Ne pensez-vous pas qu’il faudrait qu’il y ait une harmonisation du remboursement maladie chez les deux caisses et l’étude d’une fusion entre la CNSS et la Cnops ?
Il n’y aucun dédoublement de cotisation des salariés et de l’employeur car la CNOPS gère l’AMO pour le secteur public et la CNSS pour la secteur privé. Je suis d’avis qu’il faut aller vers un régime unique d’assurance maladie obligatoire. En attendant, tâchons de garder l’actuel édifice en bon état sur le plan financier sans oublier d’améliorer davantage les prestations et la qualité des prestations. Je crois que l’alignement de la CNOPS sur le tarif national de remboursement pour les honoraires des médecins est un acte historique car en quatre ans, ce remboursement a été multiplié 6 fois. La CNOPS et la CNSS sont donc dans une dynamique progressive d’amélioration des prestations et l’heure est à la consolidation des acquis et de la pérennité du régime.
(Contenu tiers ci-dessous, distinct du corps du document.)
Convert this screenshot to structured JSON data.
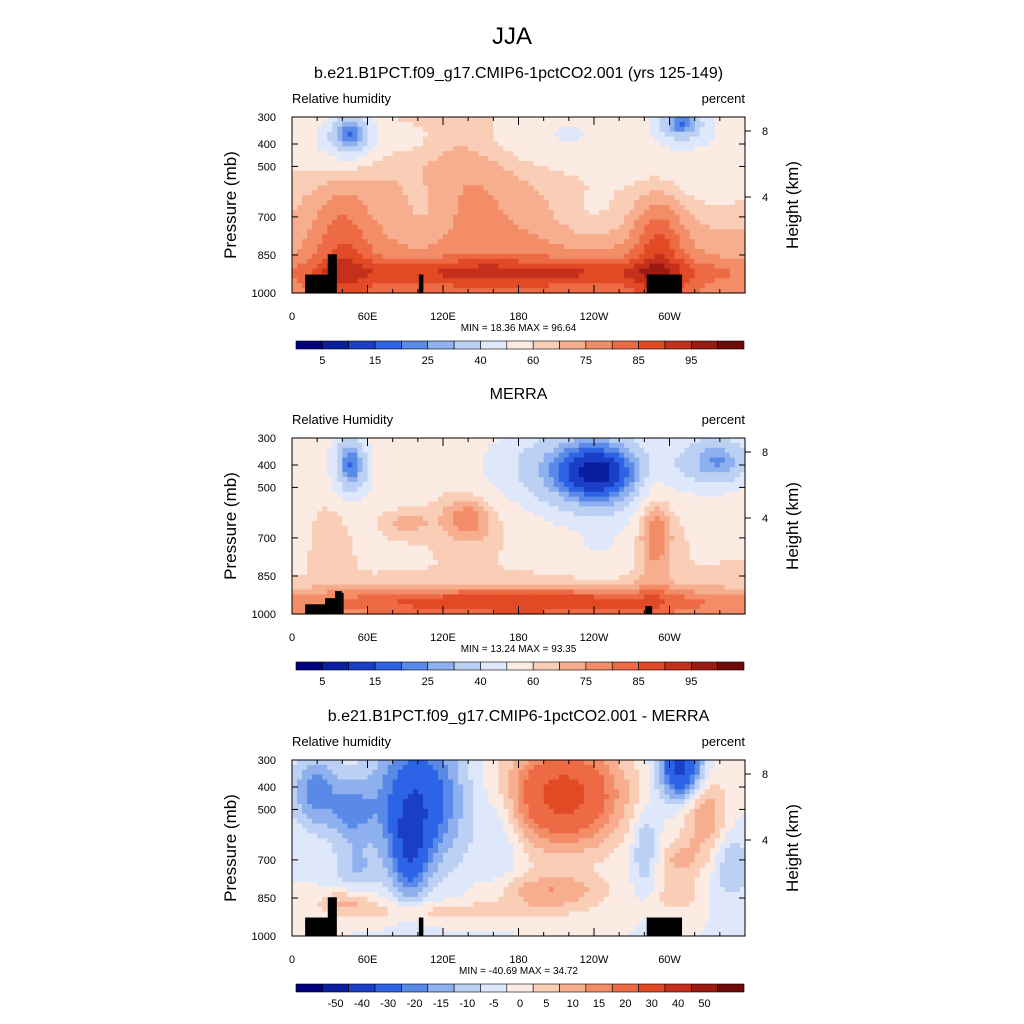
{
  "main_title": "JJA",
  "colors": {
    "rh_scale": [
      "#00007f",
      "#0a1fa0",
      "#1a3fc6",
      "#2d63e6",
      "#5a8ae8",
      "#8fb0ee",
      "#bcd0f4",
      "#dfe8fa",
      "#fcebe2",
      "#f9cdb6",
      "#f6ae8e",
      "#f38d67",
      "#ee6a45",
      "#e24a25",
      "#c4301b",
      "#9a1b12",
      "#6e0a07"
    ],
    "diff_scale": [
      "#00007f",
      "#0a1fa0",
      "#1a3fc6",
      "#2d63e6",
      "#5a8ae8",
      "#8fb0ee",
      "#bcd0f4",
      "#dfe8fa",
      "#fcebe2",
      "#f9cdb6",
      "#f6ae8e",
      "#f38d67",
      "#ee6a45",
      "#e24a25",
      "#c4301b",
      "#9a1b12",
      "#6e0a07"
    ],
    "terrain": "#000000"
  },
  "chart_data": [
    {
      "type": "heatmap",
      "title": "b.e21.B1PCT.f09_g17.CMIP6-1pctCO2.001 (yrs 125-149)",
      "left_label": "Relative humidity",
      "right_label": "percent",
      "ylabel": "Pressure (mb)",
      "ylabel_right": "Height (km)",
      "x_ticks": [
        "0",
        "60E",
        "120E",
        "180",
        "120W",
        "60W"
      ],
      "y_ticks": [
        "300",
        "400",
        "500",
        "700",
        "850",
        "1000"
      ],
      "right_ticks": [
        "8",
        "4"
      ],
      "stats": "MIN =  18.36  MAX =  96.64",
      "colorbar_labels": [
        "5",
        "15",
        "25",
        "40",
        "60",
        "75",
        "85",
        "95"
      ],
      "scale": "rh"
    },
    {
      "type": "heatmap",
      "title": "MERRA",
      "left_label": "Relative Humidity",
      "right_label": "percent",
      "ylabel": "Pressure (mb)",
      "ylabel_right": "Height (km)",
      "x_ticks": [
        "0",
        "60E",
        "120E",
        "180",
        "120W",
        "60W"
      ],
      "y_ticks": [
        "300",
        "400",
        "500",
        "700",
        "850",
        "1000"
      ],
      "right_ticks": [
        "8",
        "4"
      ],
      "stats": "MIN =  13.24  MAX =  93.35",
      "colorbar_labels": [
        "5",
        "15",
        "25",
        "40",
        "60",
        "75",
        "85",
        "95"
      ],
      "scale": "rh"
    },
    {
      "type": "heatmap",
      "title": "b.e21.B1PCT.f09_g17.CMIP6-1pctCO2.001 - MERRA",
      "left_label": "Relative humidity",
      "right_label": "percent",
      "ylabel": "Pressure (mb)",
      "ylabel_right": "Height (km)",
      "x_ticks": [
        "0",
        "60E",
        "120E",
        "180",
        "120W",
        "60W"
      ],
      "y_ticks": [
        "300",
        "400",
        "500",
        "700",
        "850",
        "1000"
      ],
      "right_ticks": [
        "8",
        "4"
      ],
      "stats": "MIN = -40.69  MAX =  34.72",
      "colorbar_labels": [
        "-50",
        "-40",
        "-30",
        "-20",
        "-15",
        "-10",
        "-5",
        "0",
        "5",
        "10",
        "15",
        "20",
        "30",
        "40",
        "50"
      ],
      "scale": "diff"
    }
  ]
}
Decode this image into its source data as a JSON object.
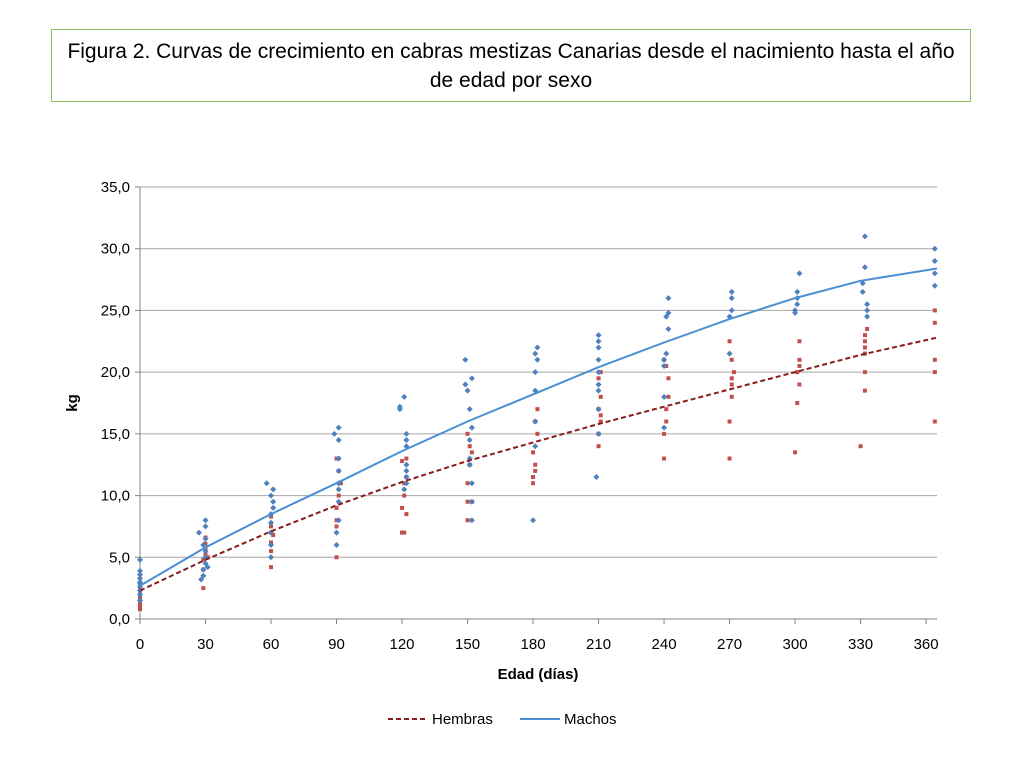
{
  "chart_data": {
    "type": "scatter",
    "title": "Figura 2. Curvas de crecimiento en cabras mestizas Canarias desde el nacimiento hasta el año de edad por sexo",
    "xlabel": "Edad (días)",
    "ylabel": "kg",
    "xlim": [
      0,
      365
    ],
    "ylim": [
      0,
      35
    ],
    "x_ticks": [
      "0",
      "30",
      "60",
      "90",
      "120",
      "150",
      "180",
      "210",
      "240",
      "270",
      "300",
      "330",
      "360"
    ],
    "y_ticks": [
      "0,0",
      "5,0",
      "10,0",
      "15,0",
      "20,0",
      "25,0",
      "30,0",
      "35,0"
    ],
    "grid": "horizontal",
    "legend_position": "bottom",
    "legend": [
      "Hembras",
      "Machos"
    ],
    "colors": {
      "hembras": "#c0504d",
      "machos": "#4f81bd",
      "hembras_line": "#8b1c1c",
      "machos_line": "#4a8fd4",
      "grid": "#a6a6a6",
      "title_border": "#8bc36a"
    },
    "trend_lines": [
      {
        "name": "Hembras",
        "style": "dashed",
        "color": "#8b1c1c",
        "x": [
          0,
          30,
          60,
          90,
          120,
          150,
          180,
          210,
          240,
          270,
          300,
          330,
          365
        ],
        "y": [
          2.3,
          4.8,
          7.1,
          9.2,
          11.1,
          12.8,
          14.3,
          15.8,
          17.2,
          18.6,
          20.0,
          21.4,
          22.8
        ]
      },
      {
        "name": "Machos",
        "style": "solid",
        "color": "#4a8fd4",
        "x": [
          0,
          30,
          60,
          90,
          120,
          150,
          180,
          210,
          240,
          270,
          300,
          330,
          365
        ],
        "y": [
          2.7,
          5.8,
          8.5,
          11.0,
          13.6,
          16.0,
          18.2,
          20.4,
          22.4,
          24.3,
          26.0,
          27.4,
          28.4
        ]
      }
    ],
    "series": [
      {
        "name": "Hembras",
        "marker": "square",
        "color": "#c0504d",
        "points": [
          [
            0,
            0.8
          ],
          [
            0,
            1.0
          ],
          [
            0,
            1.3
          ],
          [
            0,
            1.6
          ],
          [
            0,
            2.0
          ],
          [
            0,
            2.4
          ],
          [
            0,
            2.8
          ],
          [
            0,
            1.8
          ],
          [
            29,
            2.5
          ],
          [
            29,
            4.0
          ],
          [
            29,
            4.8
          ],
          [
            30,
            5.3
          ],
          [
            30,
            5.7
          ],
          [
            30,
            6.1
          ],
          [
            30,
            6.6
          ],
          [
            31,
            5.0
          ],
          [
            60,
            4.2
          ],
          [
            60,
            5.5
          ],
          [
            60,
            6.2
          ],
          [
            60,
            7.0
          ],
          [
            60,
            7.5
          ],
          [
            60,
            8.3
          ],
          [
            61,
            6.8
          ],
          [
            90,
            5.0
          ],
          [
            90,
            7.5
          ],
          [
            90,
            8.0
          ],
          [
            90,
            9.0
          ],
          [
            91,
            10.0
          ],
          [
            92,
            11.0
          ],
          [
            90,
            13.0
          ],
          [
            91,
            12.0
          ],
          [
            120,
            7.0
          ],
          [
            120,
            9.0
          ],
          [
            121,
            10.0
          ],
          [
            121,
            11.0
          ],
          [
            122,
            11.5
          ],
          [
            120,
            12.8
          ],
          [
            122,
            8.5
          ],
          [
            122,
            13.0
          ],
          [
            121,
            7.0
          ],
          [
            150,
            8.0
          ],
          [
            150,
            9.5
          ],
          [
            150,
            11.0
          ],
          [
            151,
            12.5
          ],
          [
            152,
            13.5
          ],
          [
            151,
            14.0
          ],
          [
            150,
            15.0
          ],
          [
            152,
            9.5
          ],
          [
            180,
            11.0
          ],
          [
            180,
            11.5
          ],
          [
            181,
            12.0
          ],
          [
            181,
            12.5
          ],
          [
            180,
            13.5
          ],
          [
            182,
            15.0
          ],
          [
            181,
            16.0
          ],
          [
            182,
            17.0
          ],
          [
            210,
            14.0
          ],
          [
            210,
            15.0
          ],
          [
            211,
            16.0
          ],
          [
            211,
            16.5
          ],
          [
            210,
            17.0
          ],
          [
            211,
            18.0
          ],
          [
            210,
            19.5
          ],
          [
            211,
            20.0
          ],
          [
            240,
            13.0
          ],
          [
            240,
            15.0
          ],
          [
            241,
            16.0
          ],
          [
            241,
            17.0
          ],
          [
            242,
            18.0
          ],
          [
            242,
            19.5
          ],
          [
            241,
            20.5
          ],
          [
            240,
            21.0
          ],
          [
            270,
            13.0
          ],
          [
            270,
            16.0
          ],
          [
            271,
            18.0
          ],
          [
            271,
            19.0
          ],
          [
            271,
            19.5
          ],
          [
            272,
            20.0
          ],
          [
            271,
            21.0
          ],
          [
            270,
            22.5
          ],
          [
            300,
            13.5
          ],
          [
            301,
            17.5
          ],
          [
            302,
            19.0
          ],
          [
            301,
            20.0
          ],
          [
            302,
            20.5
          ],
          [
            302,
            21.0
          ],
          [
            302,
            22.5
          ],
          [
            330,
            14.0
          ],
          [
            332,
            18.5
          ],
          [
            332,
            20.0
          ],
          [
            332,
            21.5
          ],
          [
            332,
            22.0
          ],
          [
            332,
            22.5
          ],
          [
            332,
            23.0
          ],
          [
            333,
            23.5
          ],
          [
            364,
            16.0
          ],
          [
            364,
            20.0
          ],
          [
            364,
            21.0
          ],
          [
            364,
            24.0
          ],
          [
            364,
            25.0
          ]
        ]
      },
      {
        "name": "Machos",
        "marker": "diamond",
        "color": "#4f81bd",
        "points": [
          [
            0,
            1.5
          ],
          [
            0,
            2.0
          ],
          [
            0,
            2.3
          ],
          [
            0,
            2.6
          ],
          [
            0,
            3.0
          ],
          [
            0,
            3.3
          ],
          [
            0,
            3.6
          ],
          [
            0,
            3.9
          ],
          [
            0,
            4.8
          ],
          [
            0,
            2.9
          ],
          [
            27,
            7.0
          ],
          [
            28,
            3.2
          ],
          [
            29,
            3.5
          ],
          [
            29,
            4.0
          ],
          [
            30,
            4.5
          ],
          [
            30,
            5.0
          ],
          [
            30,
            5.5
          ],
          [
            29,
            6.0
          ],
          [
            30,
            6.5
          ],
          [
            30,
            7.5
          ],
          [
            30,
            8.0
          ],
          [
            31,
            4.2
          ],
          [
            58,
            11.0
          ],
          [
            60,
            5.0
          ],
          [
            60,
            6.0
          ],
          [
            60,
            7.0
          ],
          [
            60,
            7.8
          ],
          [
            60,
            8.5
          ],
          [
            61,
            9.0
          ],
          [
            61,
            9.5
          ],
          [
            60,
            10.0
          ],
          [
            61,
            10.5
          ],
          [
            89,
            15.0
          ],
          [
            91,
            15.5
          ],
          [
            91,
            14.5
          ],
          [
            91,
            13.0
          ],
          [
            91,
            12.0
          ],
          [
            91,
            11.0
          ],
          [
            91,
            10.5
          ],
          [
            91,
            9.5
          ],
          [
            91,
            8.0
          ],
          [
            90,
            7.0
          ],
          [
            90,
            6.0
          ],
          [
            119,
            17.0
          ],
          [
            119,
            17.2
          ],
          [
            121,
            18.0
          ],
          [
            122,
            15.0
          ],
          [
            122,
            14.5
          ],
          [
            122,
            14.0
          ],
          [
            122,
            12.5
          ],
          [
            122,
            12.0
          ],
          [
            122,
            11.5
          ],
          [
            122,
            11.0
          ],
          [
            121,
            10.5
          ],
          [
            149,
            19.0
          ],
          [
            149,
            21.0
          ],
          [
            150,
            18.5
          ],
          [
            151,
            17.0
          ],
          [
            152,
            19.5
          ],
          [
            152,
            15.5
          ],
          [
            151,
            14.5
          ],
          [
            151,
            13.0
          ],
          [
            151,
            12.5
          ],
          [
            152,
            11.0
          ],
          [
            152,
            9.5
          ],
          [
            152,
            8.0
          ],
          [
            180,
            8.0
          ],
          [
            181,
            14.0
          ],
          [
            181,
            16.0
          ],
          [
            181,
            18.5
          ],
          [
            181,
            20.0
          ],
          [
            182,
            21.0
          ],
          [
            181,
            21.5
          ],
          [
            182,
            22.0
          ],
          [
            209,
            11.5
          ],
          [
            210,
            15.0
          ],
          [
            210,
            17.0
          ],
          [
            210,
            18.5
          ],
          [
            210,
            19.0
          ],
          [
            210,
            20.0
          ],
          [
            210,
            21.0
          ],
          [
            210,
            22.0
          ],
          [
            210,
            22.5
          ],
          [
            210,
            23.0
          ],
          [
            240,
            15.5
          ],
          [
            240,
            18.0
          ],
          [
            240,
            20.5
          ],
          [
            240,
            21.0
          ],
          [
            241,
            21.5
          ],
          [
            242,
            23.5
          ],
          [
            241,
            24.5
          ],
          [
            242,
            24.8
          ],
          [
            242,
            26.0
          ],
          [
            270,
            21.5
          ],
          [
            270,
            24.5
          ],
          [
            271,
            25.0
          ],
          [
            271,
            26.0
          ],
          [
            271,
            26.5
          ],
          [
            300,
            24.8
          ],
          [
            300,
            25.0
          ],
          [
            301,
            25.5
          ],
          [
            301,
            26.0
          ],
          [
            301,
            26.5
          ],
          [
            302,
            28.0
          ],
          [
            331,
            26.5
          ],
          [
            331,
            27.2
          ],
          [
            333,
            24.5
          ],
          [
            333,
            25.0
          ],
          [
            333,
            25.5
          ],
          [
            332,
            28.5
          ],
          [
            332,
            31.0
          ],
          [
            364,
            27.0
          ],
          [
            364,
            28.0
          ],
          [
            364,
            29.0
          ],
          [
            364,
            30.0
          ]
        ]
      }
    ]
  }
}
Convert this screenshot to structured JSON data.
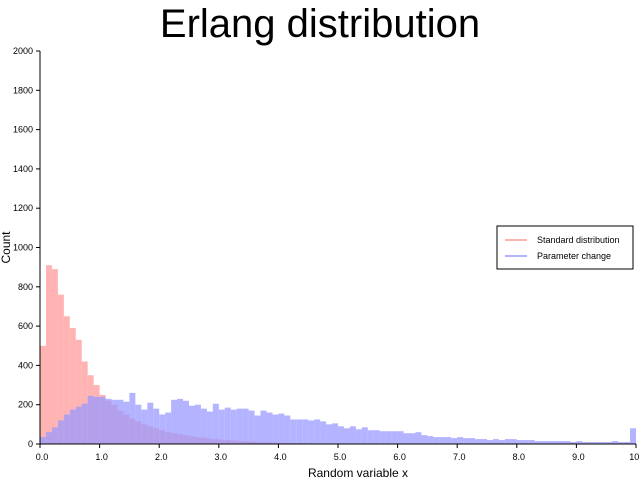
{
  "chart_data": {
    "type": "bar",
    "title": "Erlang distribution",
    "xlabel": "Random variable x",
    "ylabel": "Count",
    "xlim": [
      0,
      10
    ],
    "ylim": [
      0,
      2000
    ],
    "x_ticks": [
      "0.0",
      "1.0",
      "2.0",
      "3.0",
      "4.0",
      "5.0",
      "6.0",
      "7.0",
      "8.0",
      "9.0",
      "10.0"
    ],
    "y_ticks": [
      "0",
      "200",
      "400",
      "600",
      "800",
      "1000",
      "1200",
      "1400",
      "1600",
      "1800",
      "2000"
    ],
    "grid": false,
    "legend_position": "right",
    "bin_width": 0.1,
    "bin_starts": [
      0.0,
      0.1,
      0.2,
      0.3,
      0.4,
      0.5,
      0.6,
      0.7,
      0.8,
      0.9,
      1.0,
      1.1,
      1.2,
      1.3,
      1.4,
      1.5,
      1.6,
      1.7,
      1.8,
      1.9,
      2.0,
      2.1,
      2.2,
      2.3,
      2.4,
      2.5,
      2.6,
      2.7,
      2.8,
      2.9,
      3.0,
      3.1,
      3.2,
      3.3,
      3.4,
      3.5,
      3.6,
      3.7,
      3.8,
      3.9,
      4.0,
      4.1,
      4.2,
      4.3,
      4.4,
      4.5,
      4.6,
      4.7,
      4.8,
      4.9,
      5.0,
      5.1,
      5.2,
      5.3,
      5.4,
      5.5,
      5.6,
      5.7,
      5.8,
      5.9,
      6.0,
      6.1,
      6.2,
      6.3,
      6.4,
      6.5,
      6.6,
      6.7,
      6.8,
      6.9,
      7.0,
      7.1,
      7.2,
      7.3,
      7.4,
      7.5,
      7.6,
      7.7,
      7.8,
      7.9,
      8.0,
      8.1,
      8.2,
      8.3,
      8.4,
      8.5,
      8.6,
      8.7,
      8.8,
      8.9,
      9.0,
      9.1,
      9.2,
      9.3,
      9.4,
      9.5,
      9.6,
      9.7,
      9.8,
      9.9
    ],
    "series": [
      {
        "name": "Standard distribution",
        "color": "#ff9999",
        "values": [
          500,
          910,
          890,
          760,
          650,
          590,
          530,
          420,
          350,
          300,
          250,
          220,
          200,
          170,
          150,
          130,
          115,
          100,
          90,
          80,
          70,
          60,
          55,
          50,
          45,
          40,
          35,
          32,
          28,
          25,
          22,
          20,
          18,
          16,
          14,
          12,
          10,
          9,
          8,
          7,
          6,
          5,
          5,
          4,
          4,
          3,
          3,
          2,
          2,
          2,
          1,
          1,
          1,
          1,
          1,
          0,
          0,
          0,
          0,
          0,
          0,
          0,
          0,
          0,
          0,
          0,
          0,
          0,
          0,
          0,
          0,
          0,
          0,
          0,
          0,
          0,
          0,
          0,
          0,
          0,
          0,
          0,
          0,
          0,
          0,
          0,
          0,
          0,
          0,
          0,
          0,
          0,
          0,
          0,
          0,
          0,
          0,
          0,
          0,
          0
        ]
      },
      {
        "name": "Parameter change",
        "color": "#9999ff",
        "values": [
          35,
          60,
          85,
          120,
          150,
          175,
          190,
          205,
          245,
          240,
          240,
          230,
          225,
          225,
          215,
          260,
          200,
          175,
          210,
          180,
          150,
          160,
          225,
          230,
          220,
          195,
          200,
          180,
          165,
          205,
          175,
          185,
          175,
          180,
          180,
          170,
          145,
          170,
          160,
          150,
          155,
          145,
          125,
          125,
          125,
          120,
          125,
          115,
          100,
          105,
          90,
          80,
          90,
          75,
          85,
          70,
          70,
          65,
          65,
          65,
          65,
          55,
          55,
          60,
          45,
          40,
          35,
          35,
          35,
          30,
          35,
          30,
          30,
          25,
          25,
          20,
          25,
          20,
          25,
          25,
          20,
          20,
          20,
          15,
          15,
          15,
          15,
          15,
          15,
          10,
          15,
          10,
          10,
          10,
          10,
          10,
          15,
          10,
          10,
          80
        ]
      }
    ]
  }
}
La cotisation mensuelle à la CNOPS est de 400 DH. Il faudrait une harmonie en fonction des salaires. Qu’en dites-vous ?
L’étude actuarielle réalisée par la CNOPS en 2004 avait préconisé une cotisation déplafonnée de 6% répartie à parts égales entre l’assuré et l’employeur et révisable chaque 3 ans. Le scénario retenu est une cotisation de 5% répartie à parts égales entre le salarié et l’employeur avec un seuil minimal de 70 DH et maximal de 400 DH. Après 5 ans d’assurance maladie obligatoire, la CNOPS sent de plus en plus les augures du déficit poindre à l’horizon de 2013 pour des raisons liées au vieillissement de la population, le départ volontaire, le poids des ALD, la pression sur la consommation des prestations, le risque afférent au basculement des assurés des mutuelles et caisses internes vers la CNOPS en vertu de l’article 114 de la loi 65-00, etc. La CNOPS sera obligée, suite à un bilan actuariel réalisé en interne, de recourir à ses réserves de sécurité pour se maintenir à flots jusqu’à 2019. Cette situation, qui pourrait rassurer, risque vite de changer si l’on prend en compte les dernières propositions tarifaires d’une partie des producteurs de soins dans le cadre des négociations de la convention nationale. A adopter les tarifs proposés, le déficit sera déclenché dès 2010 et la CNOPS aura de sérieuses difficultés d’équilibre budgétaire dès 2014.

Le déplafonnement constitue-t-il une piste ?
Le déplafonnement est une piste pour avoir plus de ressources à affecter aux prestations, ceci sans oublier que la CNOPS a réduit ses frais de gestion de 2,5%, soit 85 millions DH pour les affecter aux prestations. Il n’en demeure, face aux enjeux de viabilité de l’AMO, la CNOPS a proposé à ce qu’une commission interministérielle se penche sur l’avenir de l’assurance- maladie, ses marges d’extension et les leviers pour assurer sa viabilité en matière de maîtrise médicalisée des dépenses de soins et de gestion du risque.